Text by Andria Hickey
Isn’t the really absurd thing to have objects (paintings) representing other objects? Must a painting always be like an actor, playing the part of another…I believe that whenever a painting includes an image-linked proposition, expression is diverted from its essential goal. My expression is situated in the events that take place between the spectator (perceiver) and the object (In other words, the painting ‘happens’ in people’s heads) » (Normand Thériault, Claude Tousignant : a text in two parts)

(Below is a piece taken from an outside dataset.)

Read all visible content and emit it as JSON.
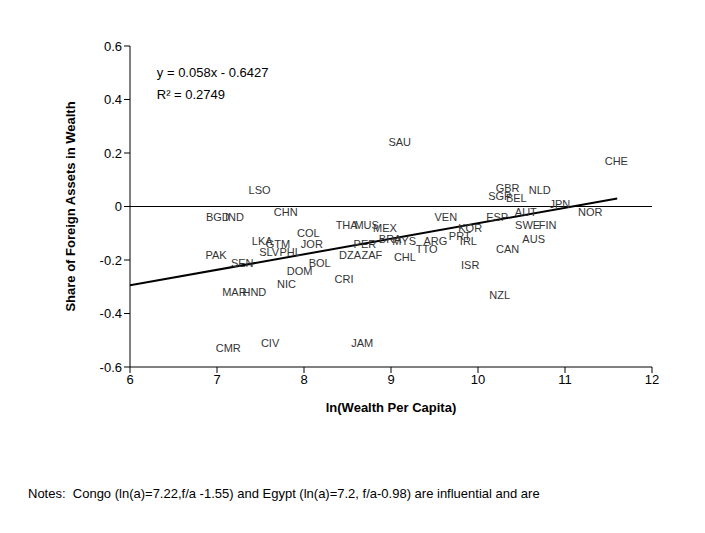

The influential art practice of Claude Tousignant can be understood not only in terms of geometric abstraction but also as investigation, experiment and research. His work today continues to resonate in our contemporary discourse around the possibilities and impossibilities of the white cube and its relationship with debates surrounding the definition of the art object. In 1959, on the occasion of the mounting of the exhibition, Art Abstrait at the École des Beaux Arts in Montreal, Claude Tousignant, declared « What I wish to do is to make painting objective, to bring it back to its source – where only painting remains, emptied of all extraneous matter – to the point at which painting is pure sensation ». (Claude Tousignant, « Pourune peinture évidentielle ») Thus began Tousignant’s rigorous abstraction of medium. Widely known for his geometric abstraction paintings, including his circle series, » Gongs » and « Bull’s Eyes » , Tousignant’s practice has moved in a trajectory from Monochrome orangé (1956), to a progressive investigation of the spatial relationship between painting and the white cube. This examination of the implied relationship between form and space has culminated in his extension toward the sculptural field.
For the exhibition at Art Mûr, Tousignant’s installation, Modulateur luso chromatique , consists of a selection of eight sculptures in a series of numbered « Modulateur de lumière ». The works invite the viewer to experience the relationship between the forms and the gallery walls, floors, the ceiling and passageways. Michèle Thériault, curator for Tousignant’s 2005 solo exhibition at the Leonard & Bina Ellen Gallery, has proposed that Tousignant is in fact presenting « prismatic » viewing conditions where at every turn transformations of a visual, spatial and corporeal nature take place. » (Michèle Thériault, 3 paintings, 1 sculpture, 3 spaces) In this way the physical space of Art Mûr as white cube is particularly interesting with its exposed beams, varying wall angles and openings which allow for potential and possibility in an interaction between the rooms and Tousignant’s work.
Each sculpture is acrylic on aluminum, of the same height (112″) with variances in width and most significantly, colour. In an investigation of the effect of spatial dynamics and light on colour, connections can be made with Tousignant’s earlier circular forms, described as explorations of colour which « emphasize the harmonious relationships between light and form ». (Danielle Corbeille,Claude Tousignant) The interaction between colour and form lends itself to a study of movement, where shadow and light play with the vertical angles as an intervention within the gallery space. Pushing the notion of the painting as autonomous object, these sculptural forms also translate as paintings against a renegotiated space: the fluctuating notion of contemporary white cube. Nonetheless with the base components of these works referencing buildings and building materials, these forms are also a distillation of structure. Here, the recurring tension between painted and sculptural form is evidence of Tousignant’s capacity to probe definitions that have not yet been resolved.